Strasser: Ja, die jüngeren Patienten liegen auch länger auf den Intensivstationen. Das schafft ein weiteres Problem, weil es dadurch auf den Intensivstationen zu einer Kumulation kommt. Das heißt: Wir kriegen die Plätze einfach nicht frei. Deswegen müssen wir vorausschauend planen.

noe.ORF.at: Wie sieht es mit den regionalen Unterschieden in Niederösterreich aus? Wir haben ja mehrere Hochinzidenzgebiete, etwa Wiener Neustadt, Wr. Neustadt Land und Neunkirchen. Spiegelt sich das auch bei den Intensivpatienten wieder?

Strasser: Wir haben natürlich unterschiedliche Verteilungen, die meisten COVID-Patienten sind im Bereich der Thermenregion, im Süden Niederösterreichs. Im Westen, im Mostviertel, sind es noch deutlich weniger. Natürlich ist auch die Anzahl der Patienten auf den Intensivstationen in den stärker betroffenen Regionen entsprechend höher.

Intensivmediziner Strasser zur aktuellen Situation

Über die aktuelle Situation auf den Intensivstationen spricht Rupert Strasser, Leiter des Landesklinikums Melk. Er erzählt von den Entwicklungen der vergangenen Tage und Wochen.

noe.ORF.at: In den Wiener Spitälern ist die Situation derzeit recht dramatisch, dort werden etwa nicht lebensnotwendige Operationen verschoben und die Intensivkapazitäten müssen aufgestockt werden. Bei welcher Zahl an Intensivpatienten wäre das bei uns der Fall?

Strasser: Es sind 70 Intensivbetten frei, die sind natürlich regional unterschiedlich verteilt. Aus den Erfahrungen der letzten Wellen haben wir natürlich Mechanismen, die wir in Kraft treten lassen, damit es zu einem Ausgleich in den einzelnen Kliniken in den Regionen kommt. Wenn ein Haus voll ist, versucht man die mit freien Betten versehenen Häuser verstärkt anzusteuern. Wenn eine Region voll ist, gibt es ein Koordinationssystem in Niederösterreich, sodass zwischen den Regionen die Intensivpatienten transportiert und verlegt werden können, sodass wir eine homogene Ausnützung der freien Kapazitäten in NÖ entsprechend ausnützen können.
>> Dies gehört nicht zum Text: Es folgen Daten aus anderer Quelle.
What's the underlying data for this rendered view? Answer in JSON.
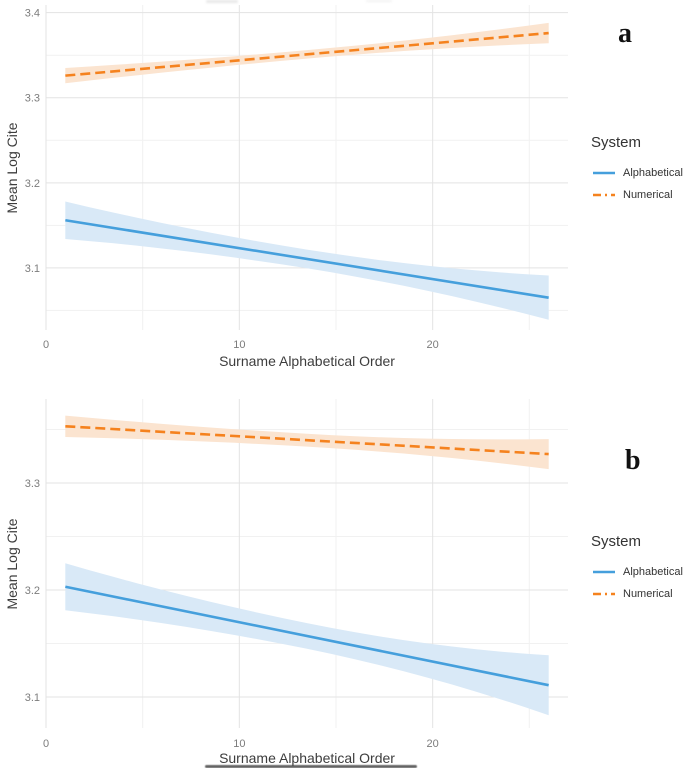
{
  "legend": {
    "title": "System",
    "items": [
      {
        "label": "Alphabetical",
        "style": "solid",
        "color": "#459FDC"
      },
      {
        "label": "Numerical",
        "style": "dashed",
        "color": "#F5821E"
      }
    ]
  },
  "colors": {
    "grid_major": "#e3e3e3",
    "grid_minor": "#f1f1f1",
    "tick_label": "#7c7c7c",
    "axis_title": "#3d3d3d",
    "alphabetical_line": "#459FDC",
    "alphabetical_band": "#D9E9F7",
    "numerical_line": "#F5821E",
    "numerical_band": "#FBE4D0"
  },
  "chart_data": [
    {
      "id": "panel-a",
      "panel_label": "a",
      "type": "line",
      "xlabel": "Surname Alphabetical Order",
      "ylabel": "Mean Log Cite",
      "xlim": [
        0,
        27
      ],
      "ylim": [
        3.027,
        3.409
      ],
      "x_major_ticks": [
        0,
        10,
        20
      ],
      "x_minor_ticks": [
        5,
        15,
        25
      ],
      "y_major_ticks": [
        3.4,
        3.3,
        3.2,
        3.1
      ],
      "y_minor_ticks": [
        3.35,
        3.25,
        3.15,
        3.05
      ],
      "grid": true,
      "legend_position": "right",
      "series": [
        {
          "name": "Alphabetical",
          "line_style": "solid",
          "color": "#459FDC",
          "band_color": "#D9E9F7",
          "x": [
            1,
            26
          ],
          "y": [
            3.156,
            3.065
          ],
          "ci_halfwidth": {
            "start": 0.022,
            "mid": 0.011,
            "end": 0.026
          }
        },
        {
          "name": "Numerical",
          "line_style": "dashed",
          "color": "#F5821E",
          "band_color": "#FBE4D0",
          "x": [
            1,
            26
          ],
          "y": [
            3.326,
            3.376
          ],
          "ci_halfwidth": {
            "start": 0.009,
            "mid": 0.005,
            "end": 0.012
          }
        }
      ]
    },
    {
      "id": "panel-b",
      "panel_label": "b",
      "type": "line",
      "xlabel": "Surname Alphabetical Order",
      "ylabel": "Mean Log Cite",
      "xlim": [
        0,
        27
      ],
      "ylim": [
        3.071,
        3.3785
      ],
      "x_major_ticks": [
        0,
        10,
        20
      ],
      "x_minor_ticks": [
        5,
        15,
        25
      ],
      "y_major_ticks": [
        3.3,
        3.2,
        3.1
      ],
      "y_minor_ticks": [
        3.35,
        3.25,
        3.15
      ],
      "grid": true,
      "legend_position": "right",
      "series": [
        {
          "name": "Alphabetical",
          "line_style": "solid",
          "color": "#459FDC",
          "band_color": "#D9E9F7",
          "x": [
            1,
            26
          ],
          "y": [
            3.203,
            3.111
          ],
          "ci_halfwidth": {
            "start": 0.022,
            "mid": 0.012,
            "end": 0.028
          }
        },
        {
          "name": "Numerical",
          "line_style": "dashed",
          "color": "#F5821E",
          "band_color": "#FBE4D0",
          "x": [
            1,
            26
          ],
          "y": [
            3.353,
            3.327
          ],
          "ci_halfwidth": {
            "start": 0.01,
            "mid": 0.006,
            "end": 0.014
          }
        }
      ]
    }
  ]
}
Hier haben wir noch einen guten Polster und wir sind zuversichtlich, dass wir das schaffen können, wenn die Maßnahmen auch von der Bevölkerung mitgetragen und eingehalten werden.

Wird Niederösterreich möglicherweise auch Intensivpatienten aus Wien übernehmen, um die Spitäler dort zu entlasten?

Strasser: Zurzeit haben wir Pläne, die Verteilung innerhalb Niederösterreichs durchzuführen. Wenn Wiens Betten voll sind, kann ich mir vorstellen, dass es auch zwischen Wien und Niederösterreich eine Verteilungsmöglichkeit geben kann.